01/01/2015

Gösteriş tasarımcısı


Baş döndüren yükseklikteki topukları, renkli ve seksi detaylarıyla Brian Atwood tasarımı ayakkabılar birer estetik harikası. Yükseklik korkunuzu yenmek için geçerli bir sebebiniz var.
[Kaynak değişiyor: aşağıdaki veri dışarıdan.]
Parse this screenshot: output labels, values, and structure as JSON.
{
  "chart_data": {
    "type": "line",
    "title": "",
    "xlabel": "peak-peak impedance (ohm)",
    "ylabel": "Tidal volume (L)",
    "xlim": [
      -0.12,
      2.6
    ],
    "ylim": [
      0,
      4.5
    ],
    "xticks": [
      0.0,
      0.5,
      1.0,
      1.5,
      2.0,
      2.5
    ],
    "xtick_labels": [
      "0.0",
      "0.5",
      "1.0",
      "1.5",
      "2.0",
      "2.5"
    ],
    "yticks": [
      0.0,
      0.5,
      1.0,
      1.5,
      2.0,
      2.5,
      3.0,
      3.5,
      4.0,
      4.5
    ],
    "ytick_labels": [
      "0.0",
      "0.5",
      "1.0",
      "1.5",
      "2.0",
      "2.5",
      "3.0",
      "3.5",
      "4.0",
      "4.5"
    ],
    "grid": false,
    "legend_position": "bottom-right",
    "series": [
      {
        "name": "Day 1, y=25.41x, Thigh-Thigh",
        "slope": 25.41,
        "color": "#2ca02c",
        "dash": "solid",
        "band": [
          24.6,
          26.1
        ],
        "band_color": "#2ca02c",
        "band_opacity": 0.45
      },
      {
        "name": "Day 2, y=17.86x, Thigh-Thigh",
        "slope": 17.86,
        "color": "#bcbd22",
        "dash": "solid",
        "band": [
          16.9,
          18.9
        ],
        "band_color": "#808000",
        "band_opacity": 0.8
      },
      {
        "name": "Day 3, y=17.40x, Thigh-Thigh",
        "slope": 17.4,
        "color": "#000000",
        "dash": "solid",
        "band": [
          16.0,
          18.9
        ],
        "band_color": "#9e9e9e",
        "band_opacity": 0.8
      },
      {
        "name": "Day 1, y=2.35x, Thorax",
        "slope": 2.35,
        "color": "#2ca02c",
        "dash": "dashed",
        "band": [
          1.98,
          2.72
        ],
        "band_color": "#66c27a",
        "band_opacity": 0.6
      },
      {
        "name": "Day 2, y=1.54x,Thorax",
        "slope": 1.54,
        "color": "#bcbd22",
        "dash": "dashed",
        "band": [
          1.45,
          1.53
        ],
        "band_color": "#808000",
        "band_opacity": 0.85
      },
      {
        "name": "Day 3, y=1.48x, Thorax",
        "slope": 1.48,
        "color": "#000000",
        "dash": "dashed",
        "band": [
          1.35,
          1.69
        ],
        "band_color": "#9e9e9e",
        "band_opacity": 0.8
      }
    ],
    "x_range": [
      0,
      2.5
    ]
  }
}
Brian Atwood sıkı bir Instagram ve Twitter kullanıcısı. Kişisel olarak ilgilenmediğinde takipçilerinin bunu hissettiklerine inandığı için sosyal medya hesaplarıyla ağırlıklı olarak kendisi alâkadar oluyor. Yazdığı cümlelerin sonuna ünlem koymayı seviyor. Üstelik tek bir ünlemin yeterli vurgu yapmadığını düşünüyor olmalı ki çoğunlukla üç tane birden kullanıyor. Ben de tasarladığı ayakkabıları bir noktalama işaretiyle anlatacak olsam kesinlikle ünlemi seçerdim. Zira topuklular söz konusu olduğunda lügatında “makul” kelimesine yer vermeyen bir tasarımcıyla karşı karşıyayım. “Göz kamaştırıcı, seksi ve çılgınca yüksek topuklu ayakkabıları seviyorum ve daima seveceğim” diyor.
Atwood, tıpkı tasarladığı ayakkabılar gibi bir ortama adım attığında anında fark edilebilecek bir duruşa sahip. Karizmatik, kendinden emin ve dikkat çekici. Sanat ve mimarlık eğitiminin ardından New York’ta bulunan Fashion Institute of Technology’de moda tasarımı okurken modellik yapmaya başlaması şaşırtıcı değil. Beş yıl podyumları arşınladıktan sonra 1996 yılında Gianni Versace’nin tasarım ekibine katılan ilk Amerikalı tasarımcı oldu. Markanın yükseliş devrindeki yıllarda orada çalışmanın ona neler kattığını merak ediyorum. “Versace modaevi hayal bile edemeyeceğim kadar iyi bir okuldu. İnandığım şeylerden asla taviz vermemem gerektiğini Gianni Versace’den öğrendim. Yaptıklarımı herkesin beğenmesini beklememeyi de” sözleriyle anlatıyor. Herkes beğenmiyor olabilir ama Atwood’un tasarımlarını giyen ünlü isimlerin listesi bir hayli kabarık. Anne Hathaway, Jennifer Lawrence, Cameron Diaz, Rachel Zoe, Madonna, Miley Cyrus, Lady Gaga ve Jennifer Lopez bunlardan sadece birkaçı. Henüz tasarladığı ayakkabılarla yürümemiş bir ünlüyü paylaşmasını istediğimde hınzır bir gülümsemeyle “Kate Middleton’ın ayakkabı konusunda biraz tavsiyeye ihtiyacı var” diyor.


Ayakkabıların inşası
Atwood, bebeklerine elbise diken tasarımcılardan olmasa da gençlik yıllarında dikiş dikmeyi öğrendiğini söylüyor. “17-18 yaşımdayken diktiğim kıyafetlerle evde defileler yapardım. Modellerim kimler miydi? Kız kardeşlerim ve arkadaşlarım.” Ailesindeki kadınlar ve özellikle annesi modaya olan tutkusunun şekillenmesinde rol oynamışlar. Annesinin her gün hazırlanıp evden çıkışını izlediği günler hâlâ hatırında.
Gianni Versace sayesinde tanıştığı kıyafet tasarımı alanından ayakkabıya geçişini anlatırken o günleri yeniden yaşıyormuş gibi görünüyor. “Kıyafet tasarlarken her zaman ayakkabı çizimleri yapardım. 90’larda ayakkabılar bugünkü kadar önemli değildi. Versace’nin ayakkabı ve aksesuar bölümünün baş tasarımcısı olduğumda sadece sevdiğim alana odaklanmaya başladım. 2001’de kendi markamı kurarken Donatella Versace’den izin aldım. İstifa edeceğimi düşündü ama ben beş yıl süresince iki işi bir arada yürüttüm. Versace ailesi İtalyan ailem gibi.”
Versace formasyonu, Atwood’un şaşaalı tasarımlarında kendini gösteriyor. Estetikle rahatlık arasında bir seçim yapmasını istediğimde tereddütsüz “Estetik” diyor. “Erkeklerin kafalarını çevirip bakmalarını, kadınların da ‘Ayakkabıların ne kadar güzel’ demelerini istiyorsunuz.” Bunun için biraz acı çekmeyi göze almaz mısınız?

*Vogue Türkiye Aralık sayısında yayınlandı.